I am no stranger to toughness and nor am I a stranger to difficulties. I have always been a tough person and I have always forced myself to be tough through the worst of storms. For a long time in my life, I knew that getting through a crisis meant getting up when you fall down, and it meant getting up right away. With RA, I don’t always have the strength to get up right away. In the beginning, I did. Then my health got worse, and it was harder to get up right away. These days, I need time to feel sorry for myself because I eventually do get up, not right away, but I do.
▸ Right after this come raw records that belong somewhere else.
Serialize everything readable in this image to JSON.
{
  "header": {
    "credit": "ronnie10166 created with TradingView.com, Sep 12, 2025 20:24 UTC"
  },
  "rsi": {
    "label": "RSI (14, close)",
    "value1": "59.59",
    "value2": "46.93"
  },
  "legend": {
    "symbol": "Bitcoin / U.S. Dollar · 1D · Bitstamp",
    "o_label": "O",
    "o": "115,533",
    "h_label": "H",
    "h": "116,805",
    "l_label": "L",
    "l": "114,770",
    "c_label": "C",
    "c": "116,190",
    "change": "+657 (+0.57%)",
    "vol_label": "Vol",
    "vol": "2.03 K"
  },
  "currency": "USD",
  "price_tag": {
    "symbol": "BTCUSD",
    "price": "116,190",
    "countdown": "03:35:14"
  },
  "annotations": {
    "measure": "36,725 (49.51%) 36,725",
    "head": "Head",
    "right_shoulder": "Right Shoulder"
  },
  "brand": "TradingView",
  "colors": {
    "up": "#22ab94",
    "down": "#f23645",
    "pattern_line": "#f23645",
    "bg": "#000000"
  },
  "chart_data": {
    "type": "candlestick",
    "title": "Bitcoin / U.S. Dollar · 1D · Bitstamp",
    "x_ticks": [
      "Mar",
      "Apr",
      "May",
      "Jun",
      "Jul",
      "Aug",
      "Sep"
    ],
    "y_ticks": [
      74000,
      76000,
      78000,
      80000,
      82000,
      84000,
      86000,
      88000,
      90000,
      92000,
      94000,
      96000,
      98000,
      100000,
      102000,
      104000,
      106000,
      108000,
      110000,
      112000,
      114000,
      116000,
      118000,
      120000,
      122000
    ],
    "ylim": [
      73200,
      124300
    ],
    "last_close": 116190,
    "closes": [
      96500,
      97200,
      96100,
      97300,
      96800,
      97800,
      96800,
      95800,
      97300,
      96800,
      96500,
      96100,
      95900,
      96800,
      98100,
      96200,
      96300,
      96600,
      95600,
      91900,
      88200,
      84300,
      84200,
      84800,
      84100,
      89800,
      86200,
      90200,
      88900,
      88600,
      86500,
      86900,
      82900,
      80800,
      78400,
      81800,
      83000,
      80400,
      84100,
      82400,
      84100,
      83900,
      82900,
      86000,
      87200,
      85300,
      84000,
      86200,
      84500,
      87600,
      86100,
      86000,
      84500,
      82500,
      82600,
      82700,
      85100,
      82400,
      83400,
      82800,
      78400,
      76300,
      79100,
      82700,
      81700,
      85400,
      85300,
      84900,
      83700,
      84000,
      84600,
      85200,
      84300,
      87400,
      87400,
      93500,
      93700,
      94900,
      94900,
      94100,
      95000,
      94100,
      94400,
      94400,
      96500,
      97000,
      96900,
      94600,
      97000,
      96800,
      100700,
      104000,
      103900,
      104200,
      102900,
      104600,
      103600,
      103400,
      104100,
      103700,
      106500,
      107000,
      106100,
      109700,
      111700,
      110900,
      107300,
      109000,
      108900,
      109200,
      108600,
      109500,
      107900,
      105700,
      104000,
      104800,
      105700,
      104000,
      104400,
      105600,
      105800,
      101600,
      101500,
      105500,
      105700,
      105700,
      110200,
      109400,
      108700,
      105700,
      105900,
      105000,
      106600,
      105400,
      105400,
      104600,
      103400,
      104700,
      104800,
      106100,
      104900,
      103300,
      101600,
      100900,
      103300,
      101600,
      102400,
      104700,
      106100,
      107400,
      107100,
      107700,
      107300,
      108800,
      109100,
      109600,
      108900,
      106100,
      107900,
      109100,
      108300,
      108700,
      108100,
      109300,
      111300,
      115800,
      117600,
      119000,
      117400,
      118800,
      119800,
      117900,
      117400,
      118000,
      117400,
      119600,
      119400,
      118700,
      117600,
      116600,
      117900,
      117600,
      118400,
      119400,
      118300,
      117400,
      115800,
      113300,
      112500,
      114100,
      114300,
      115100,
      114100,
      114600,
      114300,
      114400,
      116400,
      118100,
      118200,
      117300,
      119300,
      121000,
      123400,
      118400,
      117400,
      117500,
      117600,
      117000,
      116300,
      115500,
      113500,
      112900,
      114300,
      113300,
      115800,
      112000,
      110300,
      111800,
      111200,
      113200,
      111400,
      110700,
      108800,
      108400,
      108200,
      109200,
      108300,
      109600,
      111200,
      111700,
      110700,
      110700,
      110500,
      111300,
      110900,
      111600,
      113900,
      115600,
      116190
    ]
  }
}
The Arthritis Foundation says that 1.3 million Americans live with RA and 70% of those are women. Many women who stricken are as young as 20, and many are mothers. I don’t really know my heritage line when it comes to RA, but my mother tells me that her father had rheumatoid arthritis. I have never watched anyone struggle with a chronic pain condition so for me, my life is like a movie playing in slow motion.
If anything scares me the most, it is the fact that my children watch me struggle with this disease. It is for them I get up when I fall. Sometimes I worry about the complications of living with this disease and it scares to think that my kids could lose me because of RA. That is another reason I fight. My kids are entitled to a mother, healthy or not, who will be around for a long time.
I was very active before RA, and now I am lucky to just to be able to run after my kids. I keep praying for remission, for strength and for guidance. Mostly, I pray for the courage to find the strength to be tough. It is not always easy, but so many people in my life tell me that I do it in seemingly easy manner. I have to remind them that they do not know what it takes to make it look so easy.
My husband thinks that my accepting this disease means I have given up. See, part of having this disease means that you are fighting a battle every single day and accepting only means that you’ve stopped grieving for your misfortune. It also takes a lot of energy and emotional strength to fight.
For anyone who sees a family member struggling with a chronic pain condition, the only advice I can offer is to learn more about the disease. Knowledge is power and the more you know, the easier living with this disease is. Emotions play a big part because watching someone struggle takes a lot of empathy, and it does not come natural for everyone. In my life, the two people who try to get what I am going through are my sisters. My husband and my mom – they don’t quite understand but I have faith that they eventually will.
My fears about this disease sometimes cripple me emotionally. Crying is hard for me these days. I am too numb to cry and sometimes, I am too numb to care. When you grieve for so long, you eventually stop grieving. I hope that I have not become a cruel person, but I used to turn on the waterworks on over the silliest things, and now, I have very little sympathy for the world. I have learned that that is what it takes to find the strength to be tough. I don’t have time to sweat the small stuff.